In order to implement this, aufs has three levels of detect-test. The
most strict test is using inotify(CONFIG_INOTIFY) feature. When a user
specifies this test level, aufs will set inotify-watch to all the
branch dir in cache. When an aufs dir inode object is created and
cached, it will refer the real dirs on branches, and aufs sets
inotify-watch to them and will be notified when UDBA occurs. The watch
will be cleared when the aufs dir inode is purged from the system
inode cache.
When UDBA occurs, aufs registers a function to 'events' thread by
schedule_work(), and the function sets some special status to the
cached aufs inode private data. When the same file is accessed through
aufs, aufs will detect the status and refresh all necessary data.

The other two levels of test don't use inotify. The most simple test
level checks nothing. It is for readonly filesystems such as
cdrom (Even if the most strict test is specified, aufs doesn't set
inotify to such filesystems). The middle level (default) is
checking/comparing inode attributes in d_revalidate(). It means this
test level may not be effective for a negative dentry.
In most cases, I guess the default level is enough and users can execute
'mount -o remount /aufs' to discard the unused caches. But if a user
really want to reflect the UDBA soon, the highest test option will help
him/her.


o hardlink over branches, pseudo-link
----------------------------------------------------------------------
When a file on a lower readonly branch is hard-linked (fileA and
fileB) and a user modifies fileA, aufs will copy-up it to the upper
writable branch and make the originally requested change to fileA on
the upper branch. On the writable branch, fileA is not hardlinked. It
means fileB on the lower branch still have the old contents.

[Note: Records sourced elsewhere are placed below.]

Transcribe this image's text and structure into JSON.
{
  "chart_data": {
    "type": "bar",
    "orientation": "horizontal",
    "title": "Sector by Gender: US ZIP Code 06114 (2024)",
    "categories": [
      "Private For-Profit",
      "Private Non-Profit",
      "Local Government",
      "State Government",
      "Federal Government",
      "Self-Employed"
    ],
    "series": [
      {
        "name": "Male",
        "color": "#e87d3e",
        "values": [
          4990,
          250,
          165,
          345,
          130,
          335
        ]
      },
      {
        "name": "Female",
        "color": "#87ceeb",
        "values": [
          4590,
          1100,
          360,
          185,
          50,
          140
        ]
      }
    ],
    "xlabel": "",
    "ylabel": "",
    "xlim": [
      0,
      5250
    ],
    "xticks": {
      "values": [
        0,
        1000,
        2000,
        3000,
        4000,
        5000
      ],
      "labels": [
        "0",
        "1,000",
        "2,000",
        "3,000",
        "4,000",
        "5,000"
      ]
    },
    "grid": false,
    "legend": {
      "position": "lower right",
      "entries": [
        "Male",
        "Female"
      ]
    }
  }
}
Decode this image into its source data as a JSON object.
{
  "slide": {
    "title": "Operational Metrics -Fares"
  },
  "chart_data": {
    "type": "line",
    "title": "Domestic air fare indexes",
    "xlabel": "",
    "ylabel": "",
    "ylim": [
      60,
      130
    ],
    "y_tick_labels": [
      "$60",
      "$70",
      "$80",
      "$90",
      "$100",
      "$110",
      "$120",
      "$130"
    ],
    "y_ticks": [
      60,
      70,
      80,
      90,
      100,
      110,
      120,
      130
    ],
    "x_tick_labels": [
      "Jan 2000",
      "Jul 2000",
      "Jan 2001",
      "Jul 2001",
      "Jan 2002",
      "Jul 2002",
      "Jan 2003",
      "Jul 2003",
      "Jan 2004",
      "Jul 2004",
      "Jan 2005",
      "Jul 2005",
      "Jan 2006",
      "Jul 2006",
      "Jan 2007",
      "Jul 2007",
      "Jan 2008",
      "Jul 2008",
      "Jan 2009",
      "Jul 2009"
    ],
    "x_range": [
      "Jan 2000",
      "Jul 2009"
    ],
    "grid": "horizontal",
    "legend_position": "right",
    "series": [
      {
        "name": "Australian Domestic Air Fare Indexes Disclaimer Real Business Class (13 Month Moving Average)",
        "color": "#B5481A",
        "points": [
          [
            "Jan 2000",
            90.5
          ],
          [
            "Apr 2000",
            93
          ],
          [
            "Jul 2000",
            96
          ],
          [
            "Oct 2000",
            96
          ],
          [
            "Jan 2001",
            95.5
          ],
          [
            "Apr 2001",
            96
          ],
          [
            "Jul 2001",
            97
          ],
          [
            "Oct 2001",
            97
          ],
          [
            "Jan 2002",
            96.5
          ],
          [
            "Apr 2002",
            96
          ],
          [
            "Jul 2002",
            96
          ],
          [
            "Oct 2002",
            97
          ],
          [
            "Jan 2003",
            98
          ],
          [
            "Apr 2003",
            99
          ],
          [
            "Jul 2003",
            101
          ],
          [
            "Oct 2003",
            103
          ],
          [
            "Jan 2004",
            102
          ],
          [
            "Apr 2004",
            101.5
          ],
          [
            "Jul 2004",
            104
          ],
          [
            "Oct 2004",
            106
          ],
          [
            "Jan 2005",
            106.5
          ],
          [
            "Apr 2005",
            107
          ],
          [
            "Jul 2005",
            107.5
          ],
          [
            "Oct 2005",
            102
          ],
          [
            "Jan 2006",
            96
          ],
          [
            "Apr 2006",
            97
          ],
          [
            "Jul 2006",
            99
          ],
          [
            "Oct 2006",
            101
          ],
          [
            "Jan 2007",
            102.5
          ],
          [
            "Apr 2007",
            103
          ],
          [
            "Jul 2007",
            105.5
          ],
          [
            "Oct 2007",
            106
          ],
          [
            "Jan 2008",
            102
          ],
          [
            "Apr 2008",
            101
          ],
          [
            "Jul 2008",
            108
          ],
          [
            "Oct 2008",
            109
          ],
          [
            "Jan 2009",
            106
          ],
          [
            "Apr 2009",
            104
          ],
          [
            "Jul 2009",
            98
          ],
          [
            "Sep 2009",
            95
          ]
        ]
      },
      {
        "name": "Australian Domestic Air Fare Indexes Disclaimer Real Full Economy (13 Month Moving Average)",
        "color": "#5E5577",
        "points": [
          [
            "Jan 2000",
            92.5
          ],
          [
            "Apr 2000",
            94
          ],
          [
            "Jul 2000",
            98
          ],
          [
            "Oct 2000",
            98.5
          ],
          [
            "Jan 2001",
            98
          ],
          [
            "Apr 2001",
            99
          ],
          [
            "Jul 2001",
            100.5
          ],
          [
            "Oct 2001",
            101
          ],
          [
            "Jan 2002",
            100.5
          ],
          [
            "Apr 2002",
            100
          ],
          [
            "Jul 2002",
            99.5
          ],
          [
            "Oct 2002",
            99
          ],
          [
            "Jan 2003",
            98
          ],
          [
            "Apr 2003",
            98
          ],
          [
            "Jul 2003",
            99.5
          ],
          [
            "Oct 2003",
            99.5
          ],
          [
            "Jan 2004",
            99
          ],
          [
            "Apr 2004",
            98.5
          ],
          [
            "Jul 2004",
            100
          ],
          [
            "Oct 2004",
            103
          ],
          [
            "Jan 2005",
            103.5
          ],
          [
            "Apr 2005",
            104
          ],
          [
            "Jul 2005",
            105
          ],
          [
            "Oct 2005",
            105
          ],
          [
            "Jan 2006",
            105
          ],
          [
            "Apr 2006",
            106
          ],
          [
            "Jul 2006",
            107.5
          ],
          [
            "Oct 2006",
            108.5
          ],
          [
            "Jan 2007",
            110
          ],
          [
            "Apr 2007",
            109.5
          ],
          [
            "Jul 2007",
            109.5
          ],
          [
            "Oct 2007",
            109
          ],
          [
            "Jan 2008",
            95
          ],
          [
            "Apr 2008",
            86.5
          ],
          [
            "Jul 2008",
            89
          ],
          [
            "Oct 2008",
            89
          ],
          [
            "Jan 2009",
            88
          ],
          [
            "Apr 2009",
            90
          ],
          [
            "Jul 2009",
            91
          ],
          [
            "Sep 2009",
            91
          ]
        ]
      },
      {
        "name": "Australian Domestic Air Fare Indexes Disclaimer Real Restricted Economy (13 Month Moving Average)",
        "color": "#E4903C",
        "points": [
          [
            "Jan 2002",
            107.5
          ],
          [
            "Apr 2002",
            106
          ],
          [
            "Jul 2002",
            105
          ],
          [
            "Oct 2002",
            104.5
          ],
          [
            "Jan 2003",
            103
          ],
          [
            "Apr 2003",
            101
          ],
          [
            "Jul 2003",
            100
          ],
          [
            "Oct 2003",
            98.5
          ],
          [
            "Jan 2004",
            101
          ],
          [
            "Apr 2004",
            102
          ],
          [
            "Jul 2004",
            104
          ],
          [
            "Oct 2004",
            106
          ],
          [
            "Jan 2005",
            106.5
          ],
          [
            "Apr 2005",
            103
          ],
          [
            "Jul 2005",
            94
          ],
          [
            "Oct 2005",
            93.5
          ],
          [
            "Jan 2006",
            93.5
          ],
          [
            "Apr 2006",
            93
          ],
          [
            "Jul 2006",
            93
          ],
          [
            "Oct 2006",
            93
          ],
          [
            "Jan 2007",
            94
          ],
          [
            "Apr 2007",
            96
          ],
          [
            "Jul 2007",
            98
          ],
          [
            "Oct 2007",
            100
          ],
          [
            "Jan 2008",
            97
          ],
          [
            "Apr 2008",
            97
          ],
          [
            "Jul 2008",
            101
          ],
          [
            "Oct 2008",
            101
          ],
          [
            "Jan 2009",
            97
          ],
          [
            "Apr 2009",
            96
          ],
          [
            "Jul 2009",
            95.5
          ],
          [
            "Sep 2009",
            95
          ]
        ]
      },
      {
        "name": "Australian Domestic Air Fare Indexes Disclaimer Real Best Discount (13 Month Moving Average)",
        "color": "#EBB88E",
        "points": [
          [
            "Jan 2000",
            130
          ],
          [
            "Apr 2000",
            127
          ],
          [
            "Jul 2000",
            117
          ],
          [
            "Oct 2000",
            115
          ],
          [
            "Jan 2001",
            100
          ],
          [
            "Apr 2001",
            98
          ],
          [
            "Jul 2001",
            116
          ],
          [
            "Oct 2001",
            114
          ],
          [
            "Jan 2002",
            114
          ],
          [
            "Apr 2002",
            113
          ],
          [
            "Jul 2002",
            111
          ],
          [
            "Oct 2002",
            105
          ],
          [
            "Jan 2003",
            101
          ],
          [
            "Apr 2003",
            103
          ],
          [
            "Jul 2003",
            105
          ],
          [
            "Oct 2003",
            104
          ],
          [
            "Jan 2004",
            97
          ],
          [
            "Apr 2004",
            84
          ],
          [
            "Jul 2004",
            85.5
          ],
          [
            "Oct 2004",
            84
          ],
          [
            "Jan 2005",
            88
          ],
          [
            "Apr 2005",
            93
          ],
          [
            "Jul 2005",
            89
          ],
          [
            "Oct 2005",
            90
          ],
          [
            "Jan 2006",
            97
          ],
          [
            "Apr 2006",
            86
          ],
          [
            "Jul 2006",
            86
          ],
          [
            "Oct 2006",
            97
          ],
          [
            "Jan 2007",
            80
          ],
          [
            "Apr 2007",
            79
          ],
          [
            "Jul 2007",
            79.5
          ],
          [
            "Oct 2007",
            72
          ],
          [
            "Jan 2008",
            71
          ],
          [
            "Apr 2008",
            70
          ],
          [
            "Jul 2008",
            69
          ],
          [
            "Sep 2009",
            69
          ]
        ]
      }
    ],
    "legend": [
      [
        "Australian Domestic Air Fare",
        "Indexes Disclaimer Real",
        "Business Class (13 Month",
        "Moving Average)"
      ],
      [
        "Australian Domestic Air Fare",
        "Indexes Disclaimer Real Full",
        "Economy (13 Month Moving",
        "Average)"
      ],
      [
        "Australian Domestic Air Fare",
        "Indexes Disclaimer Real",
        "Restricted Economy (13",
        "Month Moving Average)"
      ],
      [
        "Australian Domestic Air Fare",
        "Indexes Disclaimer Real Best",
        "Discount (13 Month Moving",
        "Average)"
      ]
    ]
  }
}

To address this problem, aufs introduced a 'pseudo-link' (plink) which
is a logical hardlink over branches. It maintains the simple inode list
on memory and checks the accessed inode is in the list.
Finally fileB is handled as if it existed on the writable branch, by
referencing fileA's inode on the writable branch as fileB's inode.

Additionally, to support the case of fileA on the writable branch is
deleted, aufs creates another hardlink on the writable branch which
exists under a special directory to hide it from users.

At remount/umount time, /sbin/{mount,umount}.aufs script checks the
pseudo-linked inode list in aufs, re-produces all real hardlinks on
the writable branch, and flushes the list on memory (But these script
has a potential race problem).


Thank you reading this long and my broken English.